If you know you have an extra sweet tooth during menstruation, pack fruit, low-sugar treats, and especially dark chocolate. Just because you are craving something does not mean it will make your body happy. 

Vacationing with the uninvited guest

Whether you are the type of person to have every day of your vacation planned in advance or prefer to take it one day at a time, being on your period can have an impact. With all the care products available today, it is physically possible to do or go wherever you desire, but that does not mean you must.

The most important aspect is to listen to your body and decide what would make the trip most enjoyable even if it means missing out on an outing or two. Balancing between not wanting to miss anything while making sure you are not pushing past your abilities can lead to difficult decisions.

Choosing to rest without the rest of the group may be tough in the moment but can lead to a more enjoyable vacation for everyone.

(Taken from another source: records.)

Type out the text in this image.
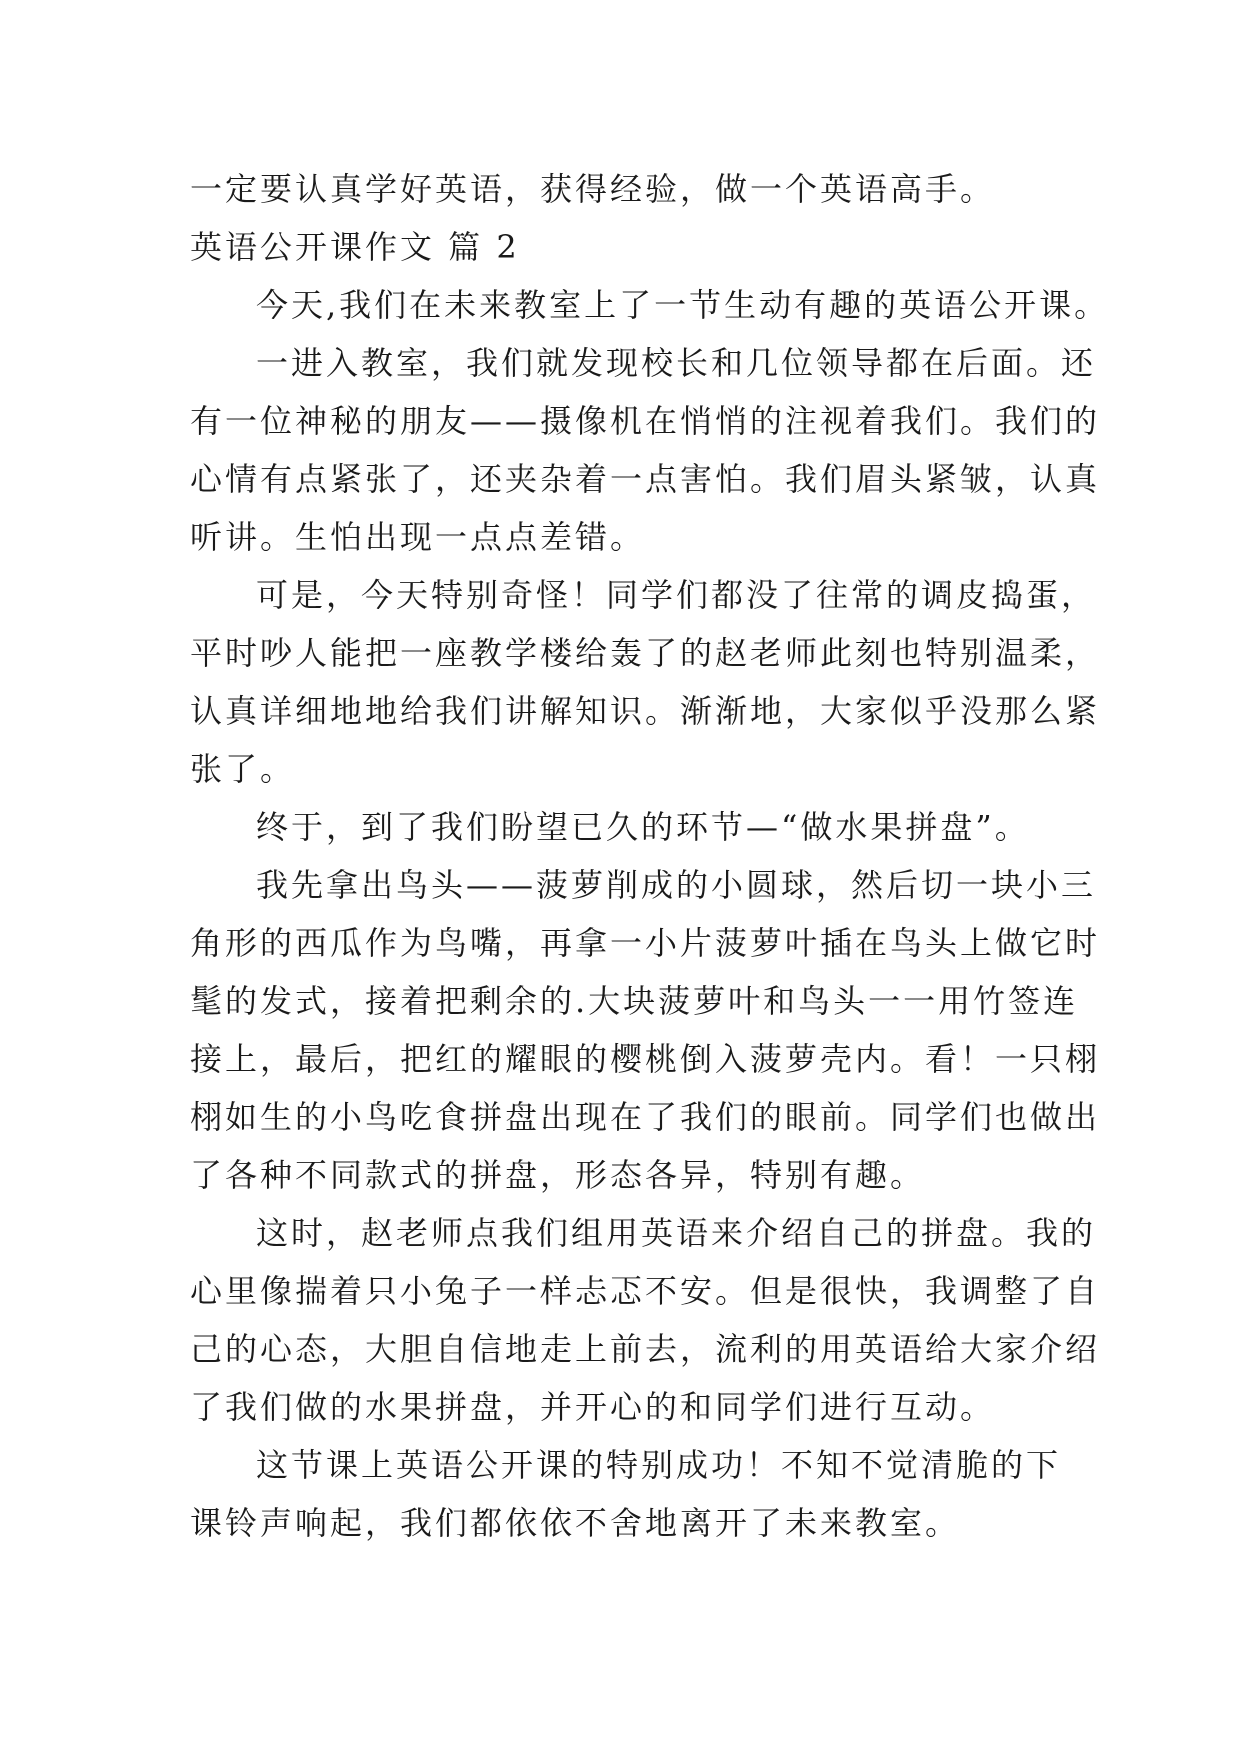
一定要认真学好英语，获得经验，做一个英语高手。
英语公开课作文 篇 2
今天,我们在未来教室上了一节生动有趣的英语公开课。
一进入教室，我们就发现校长和几位领导都在后面。还
有一位神秘的朋友——摄像机在悄悄的注视着我们。我们的
心情有点紧张了，还夹杂着一点害怕。我们眉头紧皱，认真
听讲。生怕出现一点点差错。
可是，今天特别奇怪！同学们都没了往常的调皮捣蛋，
平时吵人能把一座教学楼给轰了的赵老师此刻也特别温柔，
认真详细地地给我们讲解知识。渐渐地，大家似乎没那么紧
张了。
终于，到了我们盼望已久的环节—“做水果拼盘”。
我先拿出鸟头——菠萝削成的小圆球，然后切一块小三
角形的西瓜作为鸟嘴，再拿一小片菠萝叶插在鸟头上做它时
髦的发式，接着把剩余的.大块菠萝叶和鸟头一一用竹签连
接上，最后，把红的耀眼的樱桃倒入菠萝壳内。看！一只栩
栩如生的小鸟吃食拼盘出现在了我们的眼前。同学们也做出
了各种不同款式的拼盘，形态各异，特别有趣。
这时，赵老师点我们组用英语来介绍自己的拼盘。我的
心里像揣着只小兔子一样忐忑不安。但是很快，我调整了自
己的心态，大胆自信地走上前去，流利的用英语给大家介绍
了我们做的水果拼盘，并开心的和同学们进行互动。
这节课上英语公开课的特别成功！不知不觉清脆的下
课铃声响起，我们都依依不舍地离开了未来教室。
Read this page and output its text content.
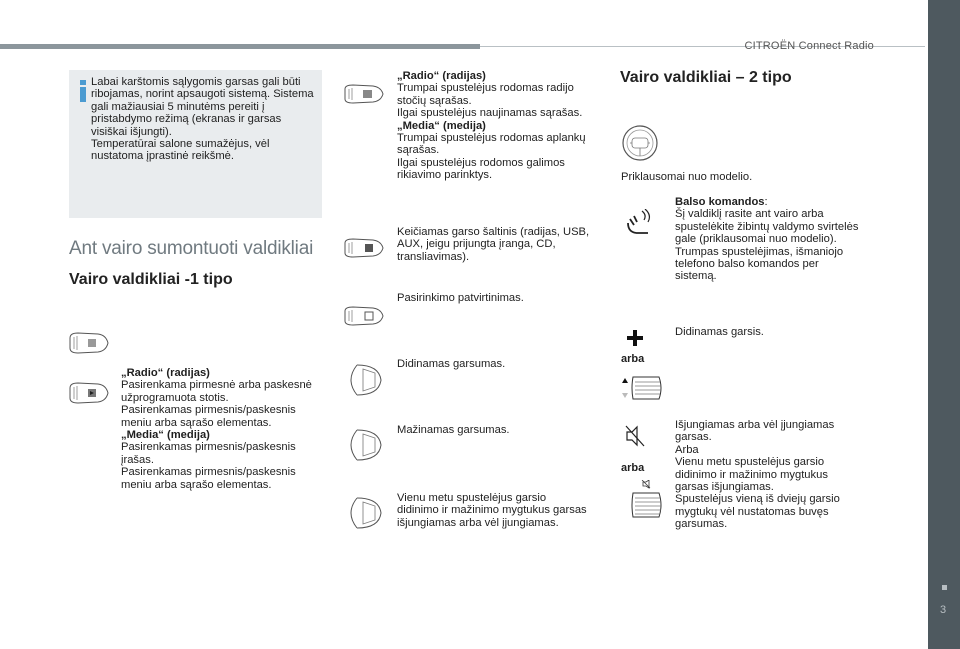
CITROËN Connect Radio
3
Labai karštomis sąlygomis garsas gali būti ribojamas, norint apsaugoti sistemą. Sistema gali mažiausiai 5 minutėms pereiti į pristabdymo režimą (ekranas ir garsas visiškai išjungti).
Temperatūrai salone sumažėjus, vėl nustatoma įprastinė reikšmė.
Ant vairo sumontuoti valdikliai
Vairo valdikliai -1 tipo
Vairo valdikliai – 2 tipo
„Radio“ (radijas)
Pasirenkama pirmesnė arba paskesnė užprogramuota stotis.
Pasirenkamas pirmesnis/paskesnis meniu arba sąrašo elementas.
„Media“ (medija)
Pasirenkamas pirmesnis/paskesnis įrašas.
Pasirenkamas pirmesnis/paskesnis meniu arba sąrašo elementas.
„Radio“ (radijas)
Trumpai spustelėjus rodomas radijo stočių sąrašas.
Ilgai spustelėjus naujinamas sąrašas.
„Media“ (medija)
Trumpai spustelėjus rodomas aplankų sąrašas.
Ilgai spustelėjus rodomos galimos rikiavimo parinktys.
Keičiamas garso šaltinis (radijas, USB, AUX, jeigu prijungta įranga, CD, transliavimas).
Pasirinkimo patvirtinimas.
Didinamas garsumas.
Mažinamas garsumas.
Vienu metu spustelėjus garsio didinimo ir mažinimo mygtukus garsas išjungiamas arba vėl įjungiamas.
Priklausomai nuo modelio.
Balso komandos:
Šį valdiklį rasite ant vairo arba spustelėkite žibintų valdymo svirtelės gale (priklausomai nuo modelio).
Trumpas spustelėjimas, išmaniojo telefono balso komandos per sistemą.
Didinamas garsis.
arba
arba
Išjungiamas arba vėl įjungiamas garsas.
Arba
Vienu metu spustelėjus garsio didinimo ir mažinimo mygtukus garsas išjungiamas.
Spustelėjus vieną iš dviejų garsio mygtukų vėl nustatomas buvęs garsumas.
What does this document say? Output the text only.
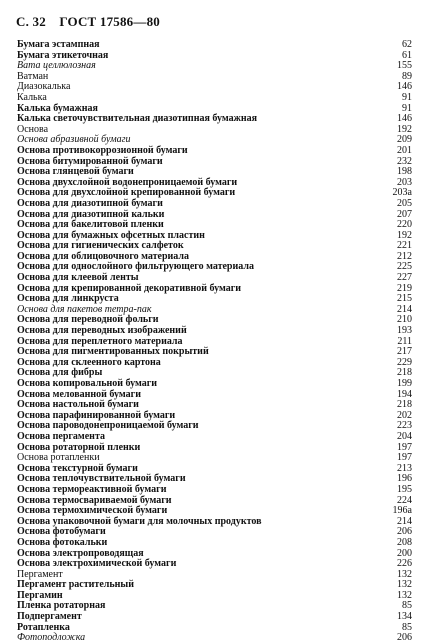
С. 32 ГОСТ 17586—80
Бумага эстампная	62
Бумага этикеточная	61
Вата целлюлозная	155
Ватман	89
Диазокалька	146
Калька	91
Калька бумажная	91
Калька светочувствительная диазотипная бумажная	146
Основа	192
Основа абразивной бумаги	209
Основа противокоррозионной бумаги	201
Основа битумированной бумаги	232
Основа глянцевой бумаги	198
Основа двухслойной водонепроницаемой бумаги	203
Основа для двухслойной крепированной бумаги	203а
Основа для диазотипной бумаги	205
Основа для диазотипной кальки	207
Основа для бакелитовой пленки	220
Основа для бумажных офсетных пластин	192
Основа для гигиенических салфеток	221
Основа для облицовочного материала	212
Основа для однослойного фильтрующего материала	225
Основа для клеевой ленты	227
Основа для крепированной декоративной бумаги	219
Основа для линкруста	215
Основа для пакетов тетра-пак	214
Основа для переводной фольги	210
Основа для переводных изображений	193
Основа для переплетного материала	211
Основа для пигментированных покрытий	217
Основа для склеенного картона	229
Основа для фибры	218
Основа копировальной бумаги	199
Основа мелованной бумаги	194
Основа настольной бумаги	218
Основа парафинированной бумаги	202
Основа пароводонепроницаемой бумаги	223
Основа пергамента	204
Основа ротаторной пленки	197
Основа ротапленки	197
Основа текстурной бумаги	213
Основа теплочувствительной бумаги	196
Основа термореактивной бумаги	195
Основа термосвариваемой бумаги	224
Основа термохимической бумаги	196а
Основа упаковочной бумаги для молочных продуктов	214
Основа фотобумаги	206
Основа фотокальки	208
Основа электропроводящая	200
Основа электрохимической бумаги	226
Пергамент	132
Пергамент растительный	132
Пергамин	132
Пленка ротаторная	85
Подпергамент	134
Ротапленка	85
Фотоподложка	206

Only you know your limits and can advocate for your needs. Yulia Saf, a female travel blogger and creator of MissTourist, often must balance taking care of her body while creating content. Even though her blog relies on her sightseeing, she understands the importance of self-care.

“My rule of thumb when traveling is to respect my body's needs,” Saf said. “If my symptoms are severe, I try to plan light activities or take a rest day; there's no point in forcing yourself when you're not feeling up to par. Trust me, the world's wonders are more enjoyable when our bodies are at their best.”

Along with listening to your needs, it also may be helpful to share with others. Informing a few of your fellow vacationers can really help ease the mental burden and make sure you are not suffering in silence.

Even just telling the designated group leader could make decision-making easier, but periods are personal experiences, and it's up to each woman what they choose to disclose. Some people are not comfortable with sharing what their bodies are going through, so there is no pressure to inform the people you are traveling with.